By L&T Columnist Gary Damron
This last week my brother and I spent a lot of time together, the first time that’s happened in a long time, and it was because our mom has been hospitalized. When I drove him home afterward his two dogs met him and put on a show of complete adoration, bouncing up and down with excitement.
Last week’s article mentioned the people around Bethlehem when Jesus came as a baby. Most of them missed the event, which we find hard to understand. But in the same way, how many will miss his return to earth because they’re asleep, either figuratively or literally.
A sermon I heard this week started me thinking about different ways of looking at the Advent. The pastor chose what appeared to be an unlikely passage for his text, Mark chapter 13. Usually considered a prophecy of the Second Coming of Christ, it was presented with hope for all, even those who are experiencing shadows and pain.
In the passage Mark recounts Jesus’ conversation with his disciples regarding the destruction of the temple in Jerusalem. What struck me was how unaware folks were even after hearing the words – and how unprepared we are today for what lies ahead. “’Be on guard! Be alert,’” Jesus urged. He compared himself to a man who goes away and puts his bondservants in charge, with one to keep watch at the entrance. Yet we as the gatekeepers of our own lives may not be standing ready to open the door when Jesus knocks.
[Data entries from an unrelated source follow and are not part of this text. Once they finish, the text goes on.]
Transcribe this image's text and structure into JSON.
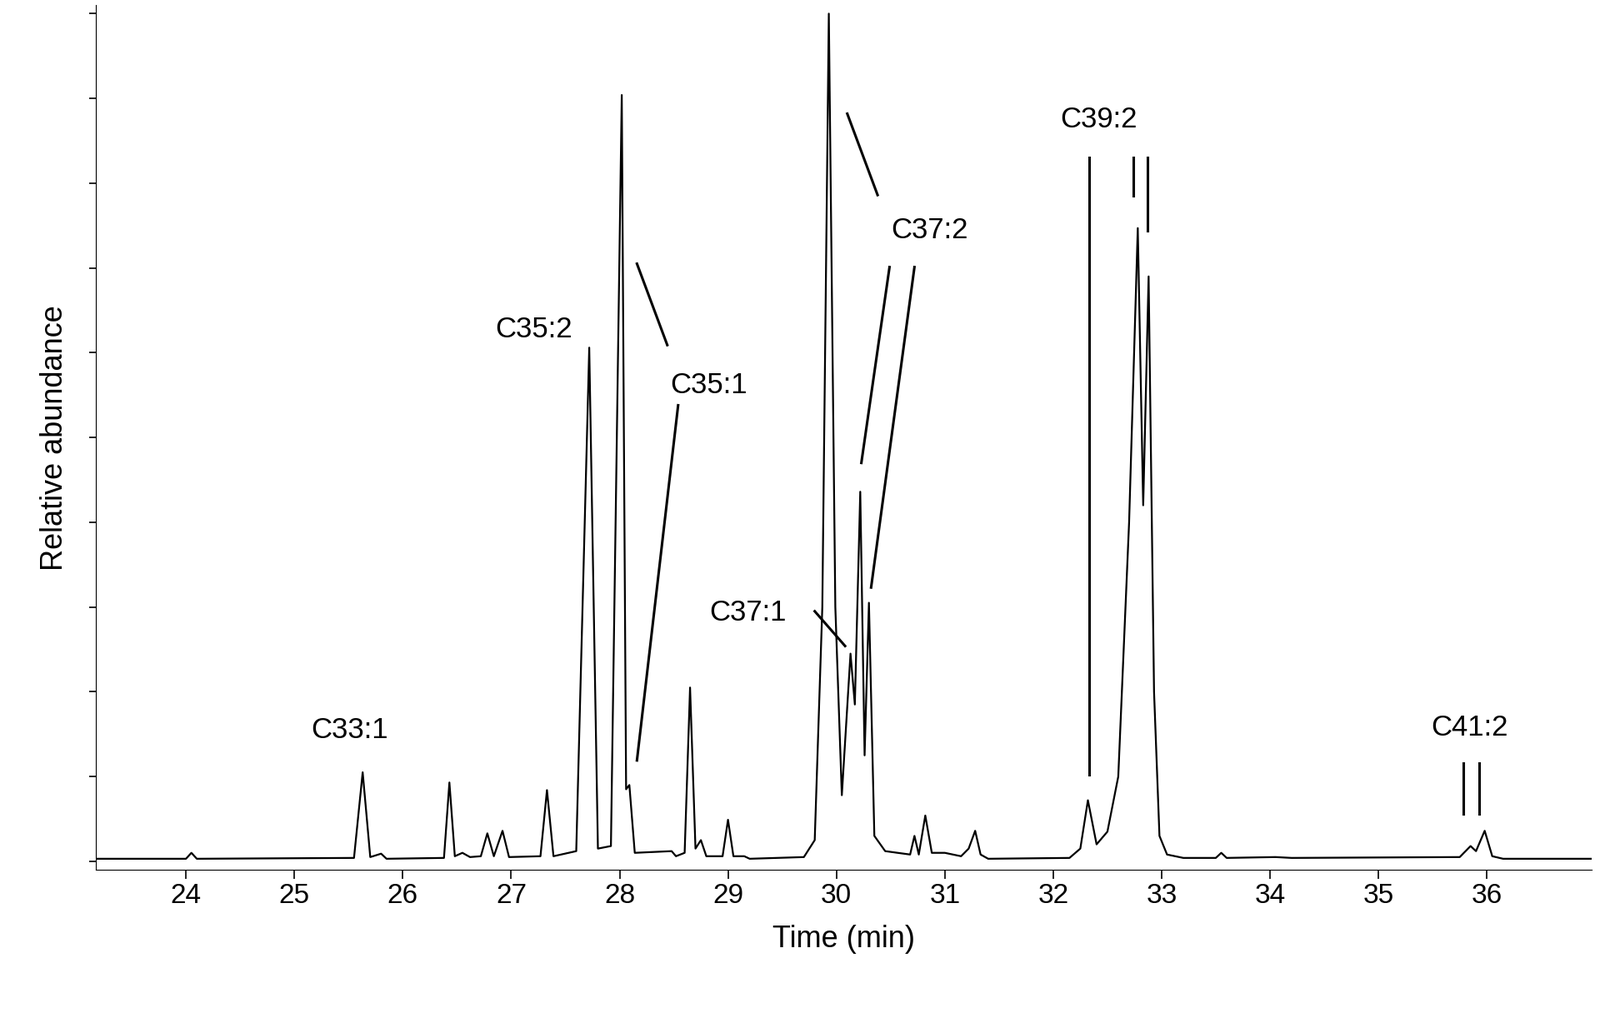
{
  "chart_data": {
    "type": "line",
    "xlabel": "Time (min)",
    "ylabel": "Relative abundance",
    "x": [
      23.17,
      24.0,
      24.05,
      24.1,
      25.55,
      25.63,
      25.7,
      25.8,
      25.85,
      26.38,
      26.43,
      26.48,
      26.55,
      26.62,
      26.72,
      26.78,
      26.84,
      26.92,
      26.98,
      27.27,
      27.33,
      27.39,
      27.6,
      27.72,
      27.8,
      27.92,
      28.02,
      28.06,
      28.09,
      28.14,
      28.48,
      28.52,
      28.6,
      28.65,
      28.7,
      28.75,
      28.8,
      28.95,
      29.0,
      29.05,
      29.15,
      29.2,
      29.7,
      29.8,
      29.87,
      29.93,
      29.99,
      30.05,
      30.13,
      30.17,
      30.22,
      30.26,
      30.3,
      30.35,
      30.45,
      30.68,
      30.72,
      30.76,
      30.82,
      30.88,
      31.0,
      31.15,
      31.22,
      31.28,
      31.33,
      31.4,
      32.15,
      32.25,
      32.32,
      32.4,
      32.5,
      32.6,
      32.7,
      32.78,
      32.83,
      32.88,
      32.93,
      32.98,
      33.05,
      33.2,
      33.5,
      33.55,
      33.6,
      34.05,
      34.2,
      35.75,
      35.85,
      35.9,
      35.98,
      36.05,
      36.15,
      36.97
    ],
    "series": [
      {
        "color": "#000000",
        "line_style": "solid",
        "values": [
          0.3,
          0.3,
          1.0,
          0.3,
          0.4,
          10.5,
          0.5,
          0.9,
          0.3,
          0.4,
          9.3,
          0.6,
          1.0,
          0.5,
          0.6,
          3.3,
          0.6,
          3.6,
          0.5,
          0.6,
          8.4,
          0.6,
          1.2,
          60.6,
          1.5,
          1.8,
          90.4,
          8.5,
          9.0,
          1.0,
          1.2,
          0.6,
          1.0,
          20.5,
          1.5,
          2.5,
          0.6,
          0.6,
          4.9,
          0.6,
          0.6,
          0.3,
          0.5,
          2.5,
          30.0,
          100.0,
          30.0,
          7.8,
          24.5,
          18.5,
          43.6,
          12.5,
          30.5,
          3.0,
          1.2,
          0.8,
          3.0,
          0.8,
          5.4,
          1.0,
          1.0,
          0.6,
          1.5,
          3.6,
          0.8,
          0.3,
          0.4,
          1.5,
          7.2,
          2.0,
          3.5,
          10.0,
          40.0,
          74.7,
          42.0,
          69.0,
          20.0,
          3.0,
          0.8,
          0.4,
          0.4,
          1.0,
          0.4,
          0.5,
          0.4,
          0.5,
          1.8,
          1.2,
          3.6,
          0.6,
          0.3,
          0.3
        ]
      }
    ],
    "xlim": [
      23.17,
      36.97
    ],
    "ylim": [
      -1,
      101
    ],
    "xticks": [
      24,
      25,
      26,
      27,
      28,
      29,
      30,
      31,
      32,
      33,
      34,
      35,
      36
    ],
    "yticks": [
      0,
      10,
      20,
      30,
      40,
      50,
      60,
      70,
      80,
      90,
      100
    ],
    "tick_labels": "x",
    "grid": false,
    "annotations": [
      {
        "text": "C33:1"
      },
      {
        "text": "C35:2"
      },
      {
        "text": "C35:1"
      },
      {
        "text": "C37:1"
      },
      {
        "text": "C37:2"
      },
      {
        "text": "C39:2"
      },
      {
        "text": "C41:2"
      }
    ]
  }
}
The passage is sobering to read, and warns of false prophets or messiahs. The only real safeguard against that is to know him in a personal way before he returns. Even some Christians have become so distracted that a kind of generic god has taken the place of the Christ who was born and died for us. Christian holidays now have little to do with the birth or resurrection of our savior. We see fewer Nativity sets, and an ad received this week for holiday stamps mentioned only those commemorating Kwanzaa, Hanukkah and secular themes.
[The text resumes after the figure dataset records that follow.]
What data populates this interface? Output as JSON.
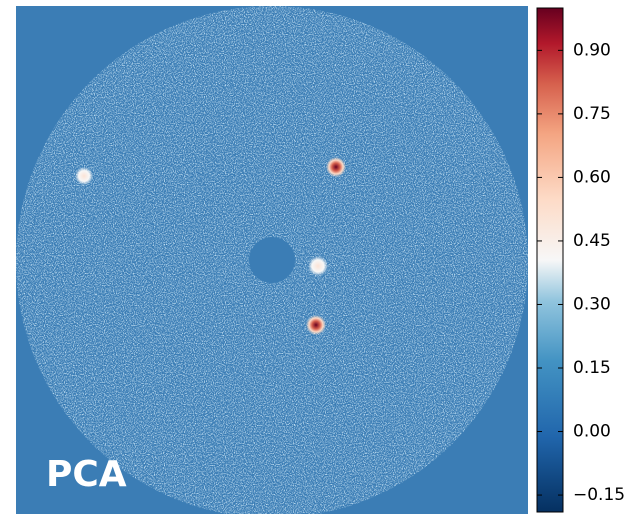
{
  "chart_data": {
    "type": "heatmap",
    "label": "PCA",
    "colorbar": {
      "clim": [
        -0.19,
        1.0
      ],
      "ticks": [
        {
          "value": -0.15,
          "label": "−0.15"
        },
        {
          "value": 0.0,
          "label": "0.00"
        },
        {
          "value": 0.15,
          "label": "0.15"
        },
        {
          "value": 0.3,
          "label": "0.30"
        },
        {
          "value": 0.45,
          "label": "0.45"
        },
        {
          "value": 0.6,
          "label": "0.60"
        },
        {
          "value": 0.75,
          "label": "0.75"
        },
        {
          "value": 0.9,
          "label": "0.90"
        }
      ]
    }
  }
}
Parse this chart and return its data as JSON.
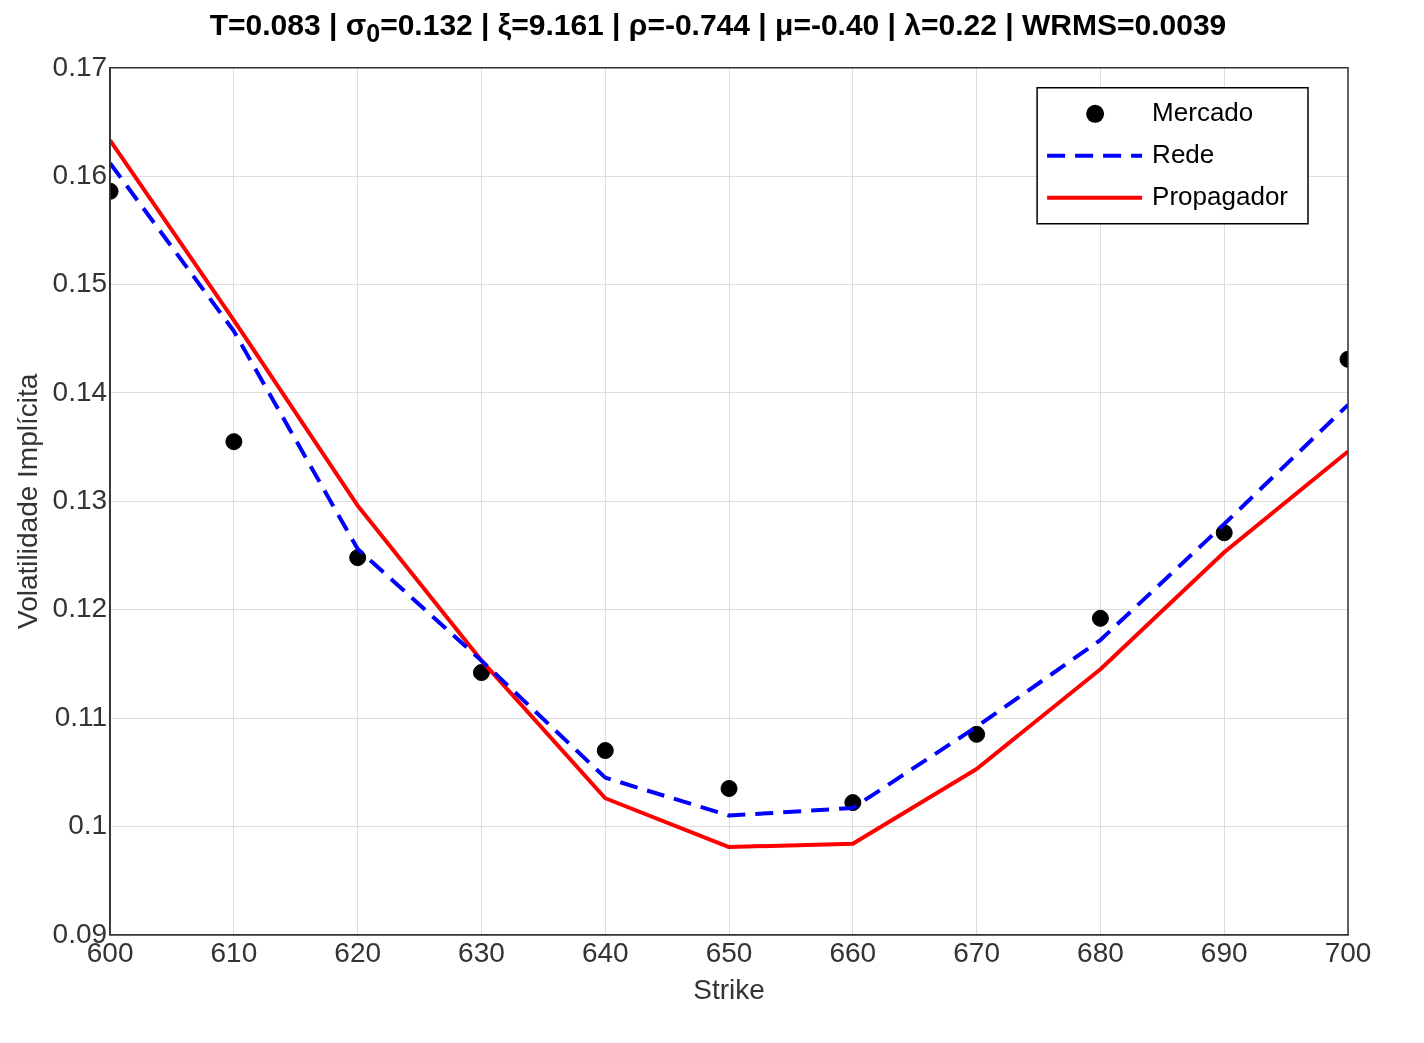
{
  "chart_data": {
    "type": "line",
    "title": "T=0.083 | σ$_{0}$=0.132 | ξ=9.161 | ρ=-0.744 | μ=-0.40 | λ=0.22 | WRMS=0.0039",
    "xlabel": "Strike",
    "ylabel": "Volatilidade Implícita",
    "x": [
      600,
      610,
      620,
      630,
      640,
      650,
      660,
      670,
      680,
      690,
      700
    ],
    "series": [
      {
        "name": "Mercado",
        "type": "scatter",
        "color": "#000000",
        "marker": "circle",
        "values": [
          0.1586,
          0.1355,
          0.1248,
          0.1142,
          0.107,
          0.1035,
          0.1022,
          0.1085,
          0.1192,
          0.1271,
          0.1431
        ]
      },
      {
        "name": "Rede",
        "type": "line",
        "color": "#0000ff",
        "line_style": "dashed",
        "marker": "none",
        "values": [
          0.1612,
          0.1457,
          0.1256,
          0.1153,
          0.1045,
          0.101,
          0.1017,
          0.1092,
          0.1172,
          0.1279,
          0.1389
        ]
      },
      {
        "name": "Propagador",
        "type": "line",
        "color": "#ff0000",
        "line_style": "solid",
        "marker": "none",
        "values": [
          0.1633,
          0.1467,
          0.1296,
          0.1153,
          0.1026,
          0.0981,
          0.0984,
          0.1053,
          0.1145,
          0.1253,
          0.1346
        ]
      }
    ],
    "xlim": [
      600,
      700
    ],
    "xticks": [
      600,
      610,
      620,
      630,
      640,
      650,
      660,
      670,
      680,
      690,
      700
    ],
    "ylim": [
      0.09,
      0.17
    ],
    "yticks": [
      0.09,
      0.1,
      0.11,
      0.12,
      0.13,
      0.14,
      0.15,
      0.16,
      0.17
    ],
    "grid": true,
    "legend": "top right"
  }
}
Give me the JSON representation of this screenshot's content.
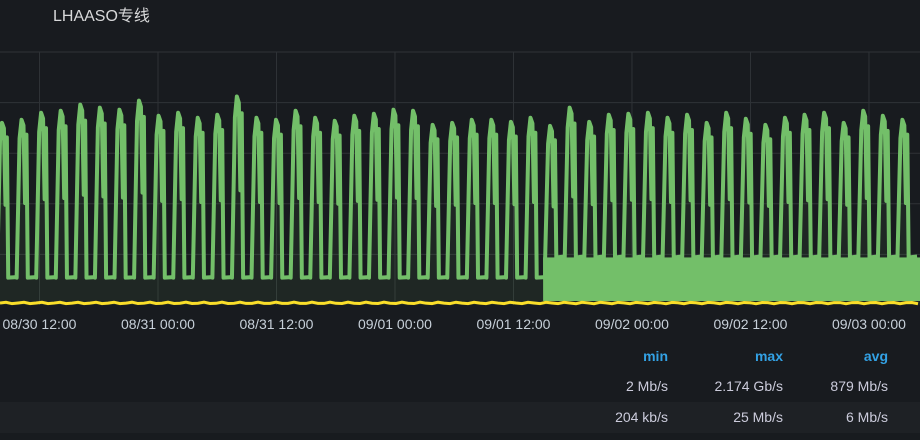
{
  "panel": {
    "title": "LHAASO专线"
  },
  "colors": {
    "series_a": "#73bf69",
    "series_b": "#fade2a",
    "legend_header": "#33a2e5",
    "grid": "#2f3337"
  },
  "chart_data": {
    "type": "line",
    "x_range": [
      "08/30 08:00",
      "09/03 05:10"
    ],
    "x_ticks": [
      "08/30 12:00",
      "08/31 00:00",
      "08/31 12:00",
      "09/01 00:00",
      "09/01 12:00",
      "09/02 00:00",
      "09/02 12:00",
      "09/03 00:00"
    ],
    "y_unit": "Gb/s",
    "ylim": [
      0,
      2.5
    ],
    "grid": true,
    "series": [
      {
        "peaks": [
          1.8,
          1.83,
          1.9,
          1.92,
          1.98,
          1.95,
          1.93,
          2.02,
          1.87,
          1.9,
          1.85,
          1.88,
          2.06,
          1.85,
          1.83,
          1.92,
          1.85,
          1.82,
          1.87,
          1.89,
          1.93,
          1.92,
          1.78,
          1.8,
          1.83,
          1.83,
          1.81,
          1.85,
          1.77,
          1.95,
          1.81,
          1.88,
          1.89,
          1.9,
          1.85,
          1.88,
          1.8,
          1.9,
          1.84,
          1.78,
          1.85,
          1.88,
          1.9,
          1.8,
          1.92,
          1.87,
          1.83
        ],
        "trough_before": 0.27,
        "trough_after": 0.47,
        "trough_change": "09/01 15:00"
      },
      {
        "level": 0.02
      }
    ]
  },
  "legend": {
    "headers": [
      "min",
      "max",
      "avg"
    ],
    "rows": [
      [
        "2 Mb/s",
        "2.174 Gb/s",
        "879 Mb/s"
      ],
      [
        "204 kb/s",
        "25 Mb/s",
        "6 Mb/s"
      ]
    ]
  }
}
Jesus further instructs that no one should stop to gather anything before fleeing the abomination. When we left to pastor our first church, we loaded all our belongings in a small U-Haul and took off, but as we’ve grown older we take more with us each move. Refugees leave behind clothing, food, everything valuable, while those unwilling to do that are caught in the fray. We need to think of belongings as an encumbrance and be willing to part with them at a moment’s notice.
The passage in Mark 13 also tied in with a responsive reading from Isaiah 11, with both referencing a holy mountain in which we will find refuge. In many beliefs mountains represent a place where the divine resides, but the neat thing with Jesus is the Mountain has come to us.
The shepherds on the hillsides that first Christmas night initially were terrified, but later returned from Bethlehem glorifying and praising God. May we also be found watching for his coming into our daily lives.